Lembah kematian ini telah membuat banyak produk yang dihasilkan para inventor gagal menjadi produk inovasi dan tidak bisa masuk tahap komersialisasi. Hal ini, terjadi karena tidak adanya fasilitasi berupa pembiayaan maupun kebijakan dari pihak manapun.
Ketua Umum Asosiasi Inventor Indonesia (AII), Didiek Hadjar Goenadi mengungkapkan, banyak hasil temuan di Tanah Air yang telah dipatenkan, namun hanya sedikit yang dapat dihilirisasi menjadi produk inovasi.

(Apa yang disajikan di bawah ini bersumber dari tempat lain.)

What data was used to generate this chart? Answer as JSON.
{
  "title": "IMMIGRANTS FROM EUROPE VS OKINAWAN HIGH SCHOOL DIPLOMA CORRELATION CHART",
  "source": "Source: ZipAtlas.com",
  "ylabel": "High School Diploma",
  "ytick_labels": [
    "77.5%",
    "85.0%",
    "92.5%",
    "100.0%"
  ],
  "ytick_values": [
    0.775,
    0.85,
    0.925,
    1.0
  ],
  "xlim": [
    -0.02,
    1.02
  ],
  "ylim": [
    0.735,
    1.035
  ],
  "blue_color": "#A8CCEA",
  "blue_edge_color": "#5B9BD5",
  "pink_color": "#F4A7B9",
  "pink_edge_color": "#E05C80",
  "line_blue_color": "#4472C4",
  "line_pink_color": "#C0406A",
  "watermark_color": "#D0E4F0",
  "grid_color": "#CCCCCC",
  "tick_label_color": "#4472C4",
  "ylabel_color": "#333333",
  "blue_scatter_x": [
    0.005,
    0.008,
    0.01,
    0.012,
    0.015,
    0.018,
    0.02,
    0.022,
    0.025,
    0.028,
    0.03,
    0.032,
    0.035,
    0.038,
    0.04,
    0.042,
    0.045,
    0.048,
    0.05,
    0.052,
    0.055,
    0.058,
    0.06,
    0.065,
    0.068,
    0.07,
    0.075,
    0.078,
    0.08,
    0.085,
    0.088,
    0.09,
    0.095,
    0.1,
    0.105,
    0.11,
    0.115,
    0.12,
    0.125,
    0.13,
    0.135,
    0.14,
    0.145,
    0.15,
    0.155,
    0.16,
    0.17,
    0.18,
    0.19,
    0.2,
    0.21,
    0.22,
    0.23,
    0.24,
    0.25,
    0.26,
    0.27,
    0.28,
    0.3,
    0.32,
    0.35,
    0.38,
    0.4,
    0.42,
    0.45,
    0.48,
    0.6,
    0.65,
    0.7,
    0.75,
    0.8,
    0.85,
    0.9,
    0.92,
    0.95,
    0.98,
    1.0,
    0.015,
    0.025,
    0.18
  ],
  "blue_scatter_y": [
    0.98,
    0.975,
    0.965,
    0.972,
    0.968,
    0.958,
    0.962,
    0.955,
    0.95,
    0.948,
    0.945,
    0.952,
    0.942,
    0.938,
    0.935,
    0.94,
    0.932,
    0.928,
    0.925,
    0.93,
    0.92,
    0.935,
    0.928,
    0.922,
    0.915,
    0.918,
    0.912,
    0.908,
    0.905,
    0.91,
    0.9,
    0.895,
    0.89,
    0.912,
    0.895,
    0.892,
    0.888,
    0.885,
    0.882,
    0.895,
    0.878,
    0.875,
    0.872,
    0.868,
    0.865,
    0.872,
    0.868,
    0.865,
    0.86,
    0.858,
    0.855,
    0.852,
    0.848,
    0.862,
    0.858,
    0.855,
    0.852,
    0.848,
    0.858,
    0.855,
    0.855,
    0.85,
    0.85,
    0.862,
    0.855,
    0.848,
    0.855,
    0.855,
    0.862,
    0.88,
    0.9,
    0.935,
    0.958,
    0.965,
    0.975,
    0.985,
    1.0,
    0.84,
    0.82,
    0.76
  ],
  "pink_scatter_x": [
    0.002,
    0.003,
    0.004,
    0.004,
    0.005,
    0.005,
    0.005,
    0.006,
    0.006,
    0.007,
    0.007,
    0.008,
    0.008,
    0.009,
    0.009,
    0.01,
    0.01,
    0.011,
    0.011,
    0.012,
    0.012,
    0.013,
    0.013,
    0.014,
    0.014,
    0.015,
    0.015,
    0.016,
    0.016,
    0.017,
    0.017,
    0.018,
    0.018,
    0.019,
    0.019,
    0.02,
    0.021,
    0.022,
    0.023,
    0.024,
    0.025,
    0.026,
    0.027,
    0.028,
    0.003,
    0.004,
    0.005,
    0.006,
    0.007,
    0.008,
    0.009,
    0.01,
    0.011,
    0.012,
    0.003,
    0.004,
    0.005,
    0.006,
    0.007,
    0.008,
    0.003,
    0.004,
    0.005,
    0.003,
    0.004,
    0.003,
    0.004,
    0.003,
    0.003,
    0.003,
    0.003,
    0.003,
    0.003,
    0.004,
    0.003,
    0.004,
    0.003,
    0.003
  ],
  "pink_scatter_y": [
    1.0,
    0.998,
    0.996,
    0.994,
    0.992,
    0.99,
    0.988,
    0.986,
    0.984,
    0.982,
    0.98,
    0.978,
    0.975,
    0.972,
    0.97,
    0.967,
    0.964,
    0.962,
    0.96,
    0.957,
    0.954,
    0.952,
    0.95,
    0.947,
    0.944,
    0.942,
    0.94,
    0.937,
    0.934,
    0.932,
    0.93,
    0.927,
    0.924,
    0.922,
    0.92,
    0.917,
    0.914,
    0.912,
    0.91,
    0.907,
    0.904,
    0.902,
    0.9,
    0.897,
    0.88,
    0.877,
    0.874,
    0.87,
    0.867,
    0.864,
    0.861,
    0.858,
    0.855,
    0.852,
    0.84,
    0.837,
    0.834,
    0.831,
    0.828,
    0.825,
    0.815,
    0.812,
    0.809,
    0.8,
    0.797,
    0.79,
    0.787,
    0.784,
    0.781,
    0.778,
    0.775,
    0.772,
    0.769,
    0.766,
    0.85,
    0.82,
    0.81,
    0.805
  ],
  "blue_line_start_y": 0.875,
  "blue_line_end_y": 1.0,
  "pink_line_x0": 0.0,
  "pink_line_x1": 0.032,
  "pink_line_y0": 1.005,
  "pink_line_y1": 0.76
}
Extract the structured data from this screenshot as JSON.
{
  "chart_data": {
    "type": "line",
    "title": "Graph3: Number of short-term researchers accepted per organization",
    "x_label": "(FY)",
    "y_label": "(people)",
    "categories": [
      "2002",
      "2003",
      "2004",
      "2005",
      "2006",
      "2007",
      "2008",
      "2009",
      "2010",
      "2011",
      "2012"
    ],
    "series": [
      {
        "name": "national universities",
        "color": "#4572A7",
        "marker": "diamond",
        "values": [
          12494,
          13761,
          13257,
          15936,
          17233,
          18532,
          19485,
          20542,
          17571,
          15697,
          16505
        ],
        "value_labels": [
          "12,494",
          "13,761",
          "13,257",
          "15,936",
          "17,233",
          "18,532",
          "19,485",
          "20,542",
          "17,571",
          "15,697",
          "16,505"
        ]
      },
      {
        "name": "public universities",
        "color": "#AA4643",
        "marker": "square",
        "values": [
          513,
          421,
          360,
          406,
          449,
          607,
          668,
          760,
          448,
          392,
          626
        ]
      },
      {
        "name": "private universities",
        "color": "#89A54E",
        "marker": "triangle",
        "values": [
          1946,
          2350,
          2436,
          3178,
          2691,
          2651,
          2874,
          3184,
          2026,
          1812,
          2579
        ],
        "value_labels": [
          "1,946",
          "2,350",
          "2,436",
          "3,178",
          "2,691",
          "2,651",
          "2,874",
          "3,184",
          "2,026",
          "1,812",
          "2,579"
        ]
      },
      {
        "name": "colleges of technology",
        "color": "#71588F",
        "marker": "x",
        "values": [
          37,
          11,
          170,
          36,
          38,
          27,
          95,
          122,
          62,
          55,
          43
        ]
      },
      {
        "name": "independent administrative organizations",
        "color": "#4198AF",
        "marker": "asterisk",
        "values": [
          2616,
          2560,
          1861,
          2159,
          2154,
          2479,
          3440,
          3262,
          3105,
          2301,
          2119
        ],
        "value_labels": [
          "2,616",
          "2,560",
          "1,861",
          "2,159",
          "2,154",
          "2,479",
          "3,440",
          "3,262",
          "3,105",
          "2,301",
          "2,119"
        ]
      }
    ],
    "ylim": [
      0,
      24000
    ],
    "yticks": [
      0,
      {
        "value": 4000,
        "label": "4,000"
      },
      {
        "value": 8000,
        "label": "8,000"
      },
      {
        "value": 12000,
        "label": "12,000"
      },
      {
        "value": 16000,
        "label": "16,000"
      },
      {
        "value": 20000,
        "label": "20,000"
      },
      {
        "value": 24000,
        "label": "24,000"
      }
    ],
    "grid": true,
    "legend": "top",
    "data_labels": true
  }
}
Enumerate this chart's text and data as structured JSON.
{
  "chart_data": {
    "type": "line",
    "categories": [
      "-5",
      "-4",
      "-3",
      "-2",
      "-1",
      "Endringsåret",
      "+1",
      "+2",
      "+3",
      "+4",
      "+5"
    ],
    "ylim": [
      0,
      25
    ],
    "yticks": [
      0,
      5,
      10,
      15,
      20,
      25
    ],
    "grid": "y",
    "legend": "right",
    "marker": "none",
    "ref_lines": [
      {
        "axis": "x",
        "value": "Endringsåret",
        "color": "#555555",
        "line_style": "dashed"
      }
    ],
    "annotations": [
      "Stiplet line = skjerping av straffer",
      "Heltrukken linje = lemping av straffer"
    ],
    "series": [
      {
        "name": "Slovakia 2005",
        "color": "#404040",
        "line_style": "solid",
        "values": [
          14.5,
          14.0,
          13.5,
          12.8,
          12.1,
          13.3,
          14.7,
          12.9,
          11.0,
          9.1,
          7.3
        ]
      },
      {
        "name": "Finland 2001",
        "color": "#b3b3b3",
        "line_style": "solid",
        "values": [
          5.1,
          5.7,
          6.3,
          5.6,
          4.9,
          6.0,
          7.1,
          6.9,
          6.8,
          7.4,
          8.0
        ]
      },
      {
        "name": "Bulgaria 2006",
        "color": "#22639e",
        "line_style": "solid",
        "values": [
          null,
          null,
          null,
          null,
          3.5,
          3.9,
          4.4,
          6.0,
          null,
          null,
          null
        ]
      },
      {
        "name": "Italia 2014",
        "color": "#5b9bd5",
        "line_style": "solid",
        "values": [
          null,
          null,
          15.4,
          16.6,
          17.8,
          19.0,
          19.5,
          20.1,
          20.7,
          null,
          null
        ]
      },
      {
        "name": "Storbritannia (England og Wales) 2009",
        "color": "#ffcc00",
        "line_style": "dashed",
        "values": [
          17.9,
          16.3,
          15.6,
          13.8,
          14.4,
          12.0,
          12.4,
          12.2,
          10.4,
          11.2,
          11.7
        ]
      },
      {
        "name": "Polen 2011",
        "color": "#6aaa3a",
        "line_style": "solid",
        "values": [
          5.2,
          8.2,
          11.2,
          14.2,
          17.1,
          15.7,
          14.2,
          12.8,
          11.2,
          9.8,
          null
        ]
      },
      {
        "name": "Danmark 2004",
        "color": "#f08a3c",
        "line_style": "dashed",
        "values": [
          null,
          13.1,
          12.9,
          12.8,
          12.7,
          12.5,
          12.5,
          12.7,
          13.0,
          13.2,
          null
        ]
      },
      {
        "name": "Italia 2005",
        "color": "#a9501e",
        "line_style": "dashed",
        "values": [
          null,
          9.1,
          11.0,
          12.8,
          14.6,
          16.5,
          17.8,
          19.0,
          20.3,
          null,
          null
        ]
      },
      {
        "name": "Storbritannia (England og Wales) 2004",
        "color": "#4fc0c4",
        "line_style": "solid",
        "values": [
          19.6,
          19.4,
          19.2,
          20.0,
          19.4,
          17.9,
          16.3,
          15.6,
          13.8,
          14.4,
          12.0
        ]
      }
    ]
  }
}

"Suatu kondisi yang sangat dibutuhkan khususnya oleh inventor agar bisa menyebrangi lembah kematian. Kalau para inventor ini tidak bisa menyebrangi lembah kematian, maka invensi yang dihasilkan hanya akan masuk laci, masuk publikasi. Padahal maksudnya agar dapat dikomersialisasikan, menghasilkan impact ekonomi," kata Goenadi di kebun Kelapa Kopyor milik Pusat Penelitian Bioteknologi dan Bioindustri, Ciomas, Bogor, Sabtu, 30 Oktober 2021.
Kondisi inilah yang melatarbelakangi berdirinya AII di 2008 lalu. Asosiasi yang beranggotakan para inventor dalam negeri ini menempatkan diri untuk membantu mereka menghilirisasi temuannya.
"Kami siap mempertemukan inventor dengan kalangan industri, memberi pembinaan, bimbingan para calon inventor hingga melakukan promosi strategis kegiatan inventor," terang Goenadi.
Baca juga: Selamat! Periset BRIN Masuk dalam Top 2% World Ranking Scientists 2021
Menurut Goenadi, kendala yang dihadapi inventor dalam proses hilirisasi produk selama ini adalah keterbatasan dana. Akibatnya, hasil temuan para inventor banyak yang terhenti di tahapan kesiapanterapan teknologi atau Technology Readiness Level (TRL) 7.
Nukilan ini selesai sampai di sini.